There are probably a lot of engineers out there like me who used to get under the hood of their cars. Some may even remember what a timing light was for. At best, you can change the oil and spark plugs in today's cars. Still, it's nice to know what's going on under the hood, even though most people won't even get to open it.
Compilers are much the same. There's little you can do to change them, although compiler options offer some control over the kinds of optimizations being performed. The more ambitious person might even look at the compiler's output using disassemblers available with most debuggers, just to see how optimizations operate.
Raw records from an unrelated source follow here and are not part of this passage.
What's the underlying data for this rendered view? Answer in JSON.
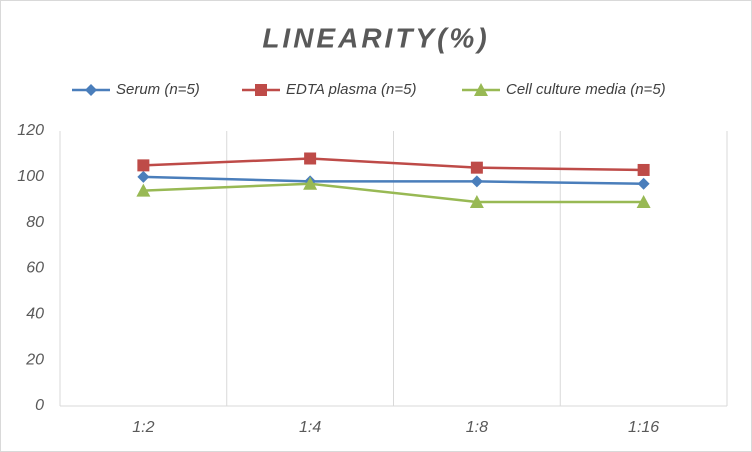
{
  "chart_data": {
    "type": "line",
    "title": "LINEARITY(%)",
    "categories": [
      "1:2",
      "1:4",
      "1:8",
      "1:16"
    ],
    "series": [
      {
        "name": "Serum (n=5)",
        "color": "#4a7ebb",
        "marker": "diamond",
        "values": [
          100,
          98,
          98,
          97
        ]
      },
      {
        "name": "EDTA plasma (n=5)",
        "color": "#be4b48",
        "marker": "square",
        "values": [
          105,
          108,
          104,
          103
        ]
      },
      {
        "name": "Cell culture media (n=5)",
        "color": "#98b954",
        "marker": "triangle",
        "values": [
          94,
          97,
          89,
          89
        ]
      }
    ],
    "ylim": [
      0,
      120
    ],
    "yticks": [
      0,
      20,
      40,
      60,
      80,
      100,
      120
    ],
    "grid": true,
    "legend": "top"
  }
}
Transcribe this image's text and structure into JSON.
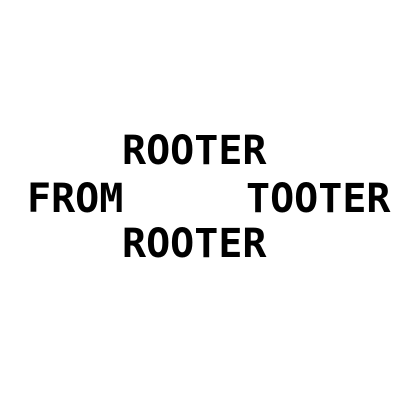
{
  "words": {
    "top": "ROOTER",
    "left": "FROM",
    "right": "TOOTER",
    "bottom": "ROOTER"
  },
  "colors": {
    "text": "#000000",
    "background": "#ffffff"
  }
}
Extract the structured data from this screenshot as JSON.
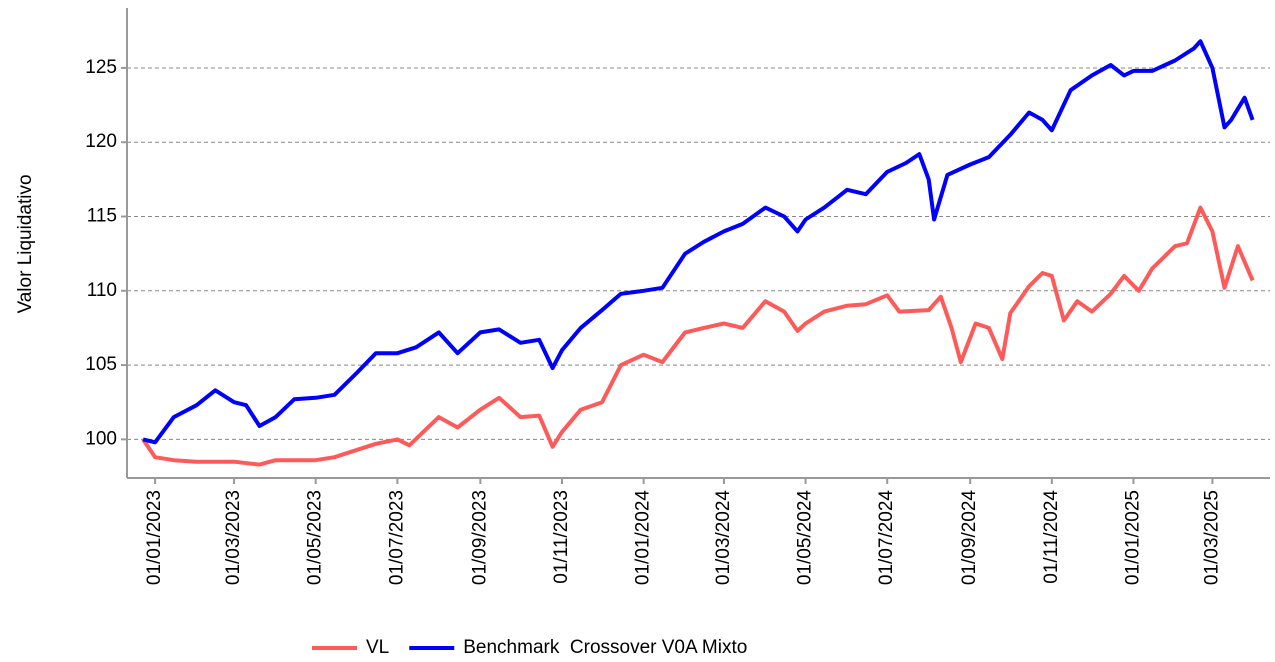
{
  "chart_data": {
    "type": "line",
    "y_label": "Valor Liquidativo",
    "ylim": [
      97.4,
      128.9
    ],
    "yticks": [
      100,
      105,
      110,
      115,
      120,
      125
    ],
    "xlim": [
      "11/12/2022",
      "13/04/2025"
    ],
    "xticks": [
      "01/01/2023",
      "01/03/2023",
      "01/05/2023",
      "01/07/2023",
      "01/09/2023",
      "01/11/2023",
      "01/01/2024",
      "01/03/2024",
      "01/05/2024",
      "01/07/2024",
      "01/09/2024",
      "01/11/2024",
      "01/01/2025",
      "01/03/2025"
    ],
    "grid": true,
    "legend": "bottom",
    "series": [
      {
        "name": "VL",
        "color": "#ff5a5a",
        "x": [
          "23/12/2022",
          "01/01/2023",
          "15/01/2023",
          "01/02/2023",
          "01/03/2023",
          "20/03/2023",
          "01/04/2023",
          "01/05/2023",
          "15/05/2023",
          "01/06/2023",
          "15/06/2023",
          "01/07/2023",
          "10/07/2023",
          "01/08/2023",
          "15/08/2023",
          "01/09/2023",
          "15/09/2023",
          "01/10/2023",
          "15/10/2023",
          "25/10/2023",
          "01/11/2023",
          "15/11/2023",
          "01/12/2023",
          "15/12/2023",
          "01/01/2024",
          "15/01/2024",
          "01/02/2024",
          "15/02/2024",
          "01/03/2024",
          "15/03/2024",
          "01/04/2024",
          "15/04/2024",
          "25/04/2024",
          "01/05/2024",
          "15/05/2024",
          "01/06/2024",
          "15/06/2024",
          "01/07/2024",
          "10/07/2024",
          "01/08/2024",
          "10/08/2024",
          "18/08/2024",
          "25/08/2024",
          "05/09/2024",
          "15/09/2024",
          "25/09/2024",
          "01/10/2024",
          "15/10/2024",
          "25/10/2024",
          "01/11/2024",
          "10/11/2024",
          "20/11/2024",
          "01/12/2024",
          "15/12/2024",
          "25/12/2024",
          "05/01/2025",
          "15/01/2025",
          "01/02/2025",
          "10/02/2025",
          "20/02/2025",
          "01/03/2025",
          "10/03/2025",
          "20/03/2025",
          "31/03/2025"
        ],
        "values": [
          100,
          98.8,
          98.6,
          98.5,
          98.5,
          98.3,
          98.6,
          98.6,
          98.8,
          99.3,
          99.7,
          100.0,
          99.6,
          101.5,
          100.8,
          102.0,
          102.8,
          101.5,
          101.6,
          99.5,
          100.5,
          102.0,
          102.5,
          105.0,
          105.7,
          105.2,
          107.2,
          107.5,
          107.8,
          107.5,
          109.3,
          108.6,
          107.3,
          107.8,
          108.6,
          109.0,
          109.1,
          109.7,
          108.6,
          108.7,
          109.6,
          107.5,
          105.2,
          107.8,
          107.5,
          105.4,
          108.5,
          110.3,
          111.2,
          111.0,
          108.0,
          109.3,
          108.6,
          109.8,
          111.0,
          110.0,
          111.5,
          113.0,
          113.2,
          115.6,
          114.0,
          110.2,
          113.0,
          110.7
        ]
      },
      {
        "name": "Benchmark  Crossover V0A Mixto",
        "color": "#0000ff",
        "x": [
          "23/12/2022",
          "01/01/2023",
          "15/01/2023",
          "01/02/2023",
          "15/02/2023",
          "01/03/2023",
          "10/03/2023",
          "20/03/2023",
          "01/04/2023",
          "15/04/2023",
          "01/05/2023",
          "15/05/2023",
          "01/06/2023",
          "15/06/2023",
          "01/07/2023",
          "15/07/2023",
          "01/08/2023",
          "15/08/2023",
          "01/09/2023",
          "15/09/2023",
          "01/10/2023",
          "15/10/2023",
          "25/10/2023",
          "01/11/2023",
          "15/11/2023",
          "01/12/2023",
          "15/12/2023",
          "01/01/2024",
          "15/01/2024",
          "01/02/2024",
          "15/02/2024",
          "01/03/2024",
          "15/03/2024",
          "01/04/2024",
          "15/04/2024",
          "25/04/2024",
          "01/05/2024",
          "15/05/2024",
          "01/06/2024",
          "15/06/2024",
          "01/07/2024",
          "15/07/2024",
          "25/07/2024",
          "01/08/2024",
          "05/08/2024",
          "15/08/2024",
          "01/09/2024",
          "15/09/2024",
          "01/10/2024",
          "15/10/2024",
          "25/10/2024",
          "01/11/2024",
          "15/11/2024",
          "01/12/2024",
          "15/12/2024",
          "25/12/2024",
          "01/01/2025",
          "15/01/2025",
          "01/02/2025",
          "15/02/2025",
          "20/02/2025",
          "01/03/2025",
          "10/03/2025",
          "15/03/2025",
          "25/03/2025",
          "31/03/2025"
        ],
        "values": [
          100,
          99.8,
          101.5,
          102.3,
          103.3,
          102.5,
          102.3,
          100.9,
          101.5,
          102.7,
          102.8,
          103.0,
          104.5,
          105.8,
          105.8,
          106.2,
          107.2,
          105.8,
          107.2,
          107.4,
          106.5,
          106.7,
          104.8,
          106.0,
          107.5,
          108.7,
          109.8,
          110.0,
          110.2,
          112.5,
          113.3,
          114.0,
          114.5,
          115.6,
          115.0,
          114.0,
          114.8,
          115.6,
          116.8,
          116.5,
          118.0,
          118.6,
          119.2,
          117.5,
          114.8,
          117.8,
          118.5,
          119.0,
          120.5,
          122.0,
          121.5,
          120.8,
          123.5,
          124.5,
          125.2,
          124.5,
          124.8,
          124.8,
          125.5,
          126.3,
          126.8,
          125.0,
          121.0,
          121.5,
          123.0,
          121.5
        ]
      }
    ]
  }
}
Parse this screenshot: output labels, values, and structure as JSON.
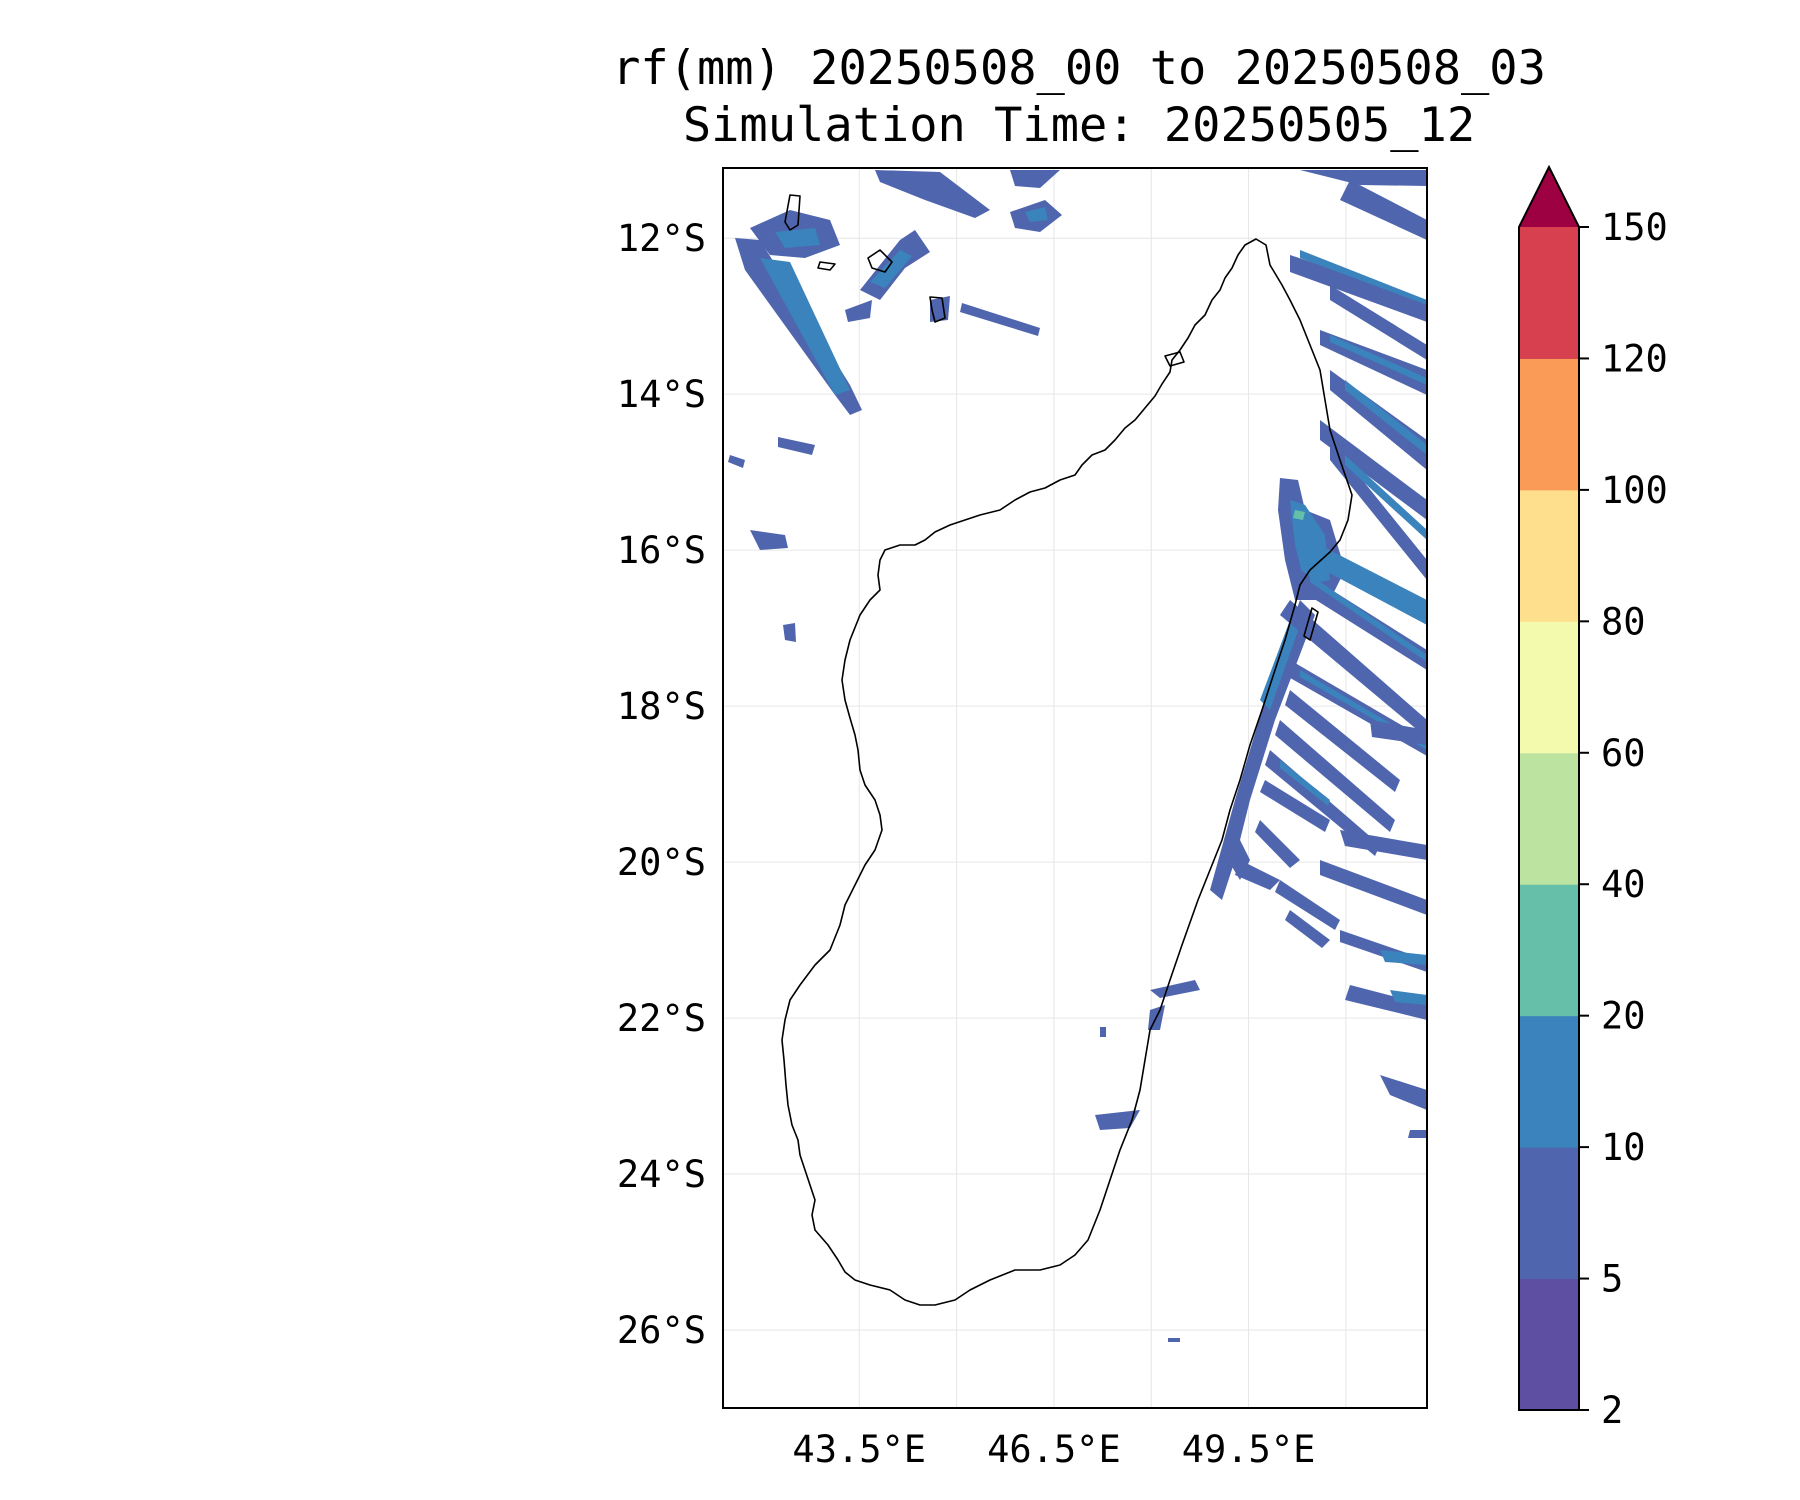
{
  "title": {
    "line1": "rf(mm) 20250508_00 to 20250508_03",
    "line2": "Simulation Time: 20250505_12"
  },
  "map": {
    "lon_range": [
      41.4,
      52.25
    ],
    "lat_range": [
      -27.0,
      -11.1
    ],
    "gridlines": true,
    "lat_ticks": [
      {
        "value": -12,
        "label": "12°S"
      },
      {
        "value": -14,
        "label": "14°S"
      },
      {
        "value": -16,
        "label": "16°S"
      },
      {
        "value": -18,
        "label": "18°S"
      },
      {
        "value": -20,
        "label": "20°S"
      },
      {
        "value": -22,
        "label": "22°S"
      },
      {
        "value": -24,
        "label": "24°S"
      },
      {
        "value": -26,
        "label": "26°S"
      }
    ],
    "lon_ticks": [
      {
        "value": 43.5,
        "label": "43.5°E"
      },
      {
        "value": 46.5,
        "label": "46.5°E"
      },
      {
        "value": 49.5,
        "label": "49.5°E"
      }
    ],
    "extra_grid_lons": [
      45.0,
      48.0,
      51.0
    ],
    "coastline_color": "#000000"
  },
  "colorbar": {
    "levels": [
      {
        "label": "2",
        "color": "#5e4fa2"
      },
      {
        "label": "5",
        "color": "#4f65ae"
      },
      {
        "label": "10",
        "color": "#3b83bc"
      },
      {
        "label": "20",
        "color": "#66c0a9"
      },
      {
        "label": "40",
        "color": "#bde3a1"
      },
      {
        "label": "60",
        "color": "#f3faad"
      },
      {
        "label": "80",
        "color": "#fddf8d"
      },
      {
        "label": "100",
        "color": "#fa9c58"
      },
      {
        "label": "120",
        "color": "#d7404e"
      },
      {
        "label": "150",
        "color": "#9e0142"
      }
    ],
    "extend": "max",
    "extend_color": "#9e0142"
  }
}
The types of convolutions employed by a compiler when dealing with an architecture not designed with a compiler in mind can turn out to be quite interesting. For example, simple optimizations can exploit the ability to load a pair of 8-bit registers with a constant using a 16-bit load instruction. More complex optimizations may utilize selective loop unrolling to take advantage of processors that more efficiently execute straight line code instead of looping. On the other hand, some architectures work better with loops if they're small enough to fit into a cache.
In most cases, the optimizations that a compiler will perform suit the task at hand as well as the target processor. However, sometimes the programmer may not be giving the compiler the right source code. Take C for example. It's easy to define an integer, but the default integer size can vary, depending upon the compiler, target, and compiler optimization settings. For instance, many C compilers for 8-bit micros use 16-bit integers as the default for an int definition. Often, an 8-bit integer is suitable for a particular algorithm. Using 16-bit integers throughout the application provides a type of consistency that can result in an application that's twice the size of one with 8-bit integers. This is often why a math library for an 8-bit architecture will typically have a collection of multiplies or divides optimized for different integer length combinations. A compiler will usually exploit a larger register if necessary, but otherwise it will implement an algorithm using a smaller width register due to the resulting overflow or underflow.
Therefore, it's imperative that programmers go with an algorithm featuring suitable data, parameter, and return definitions so that the compiler can do its job. This is particularly true for architectures that were originally designed for hand optimization or for specific algorithms ranging from bit banging to processing multimedia streams.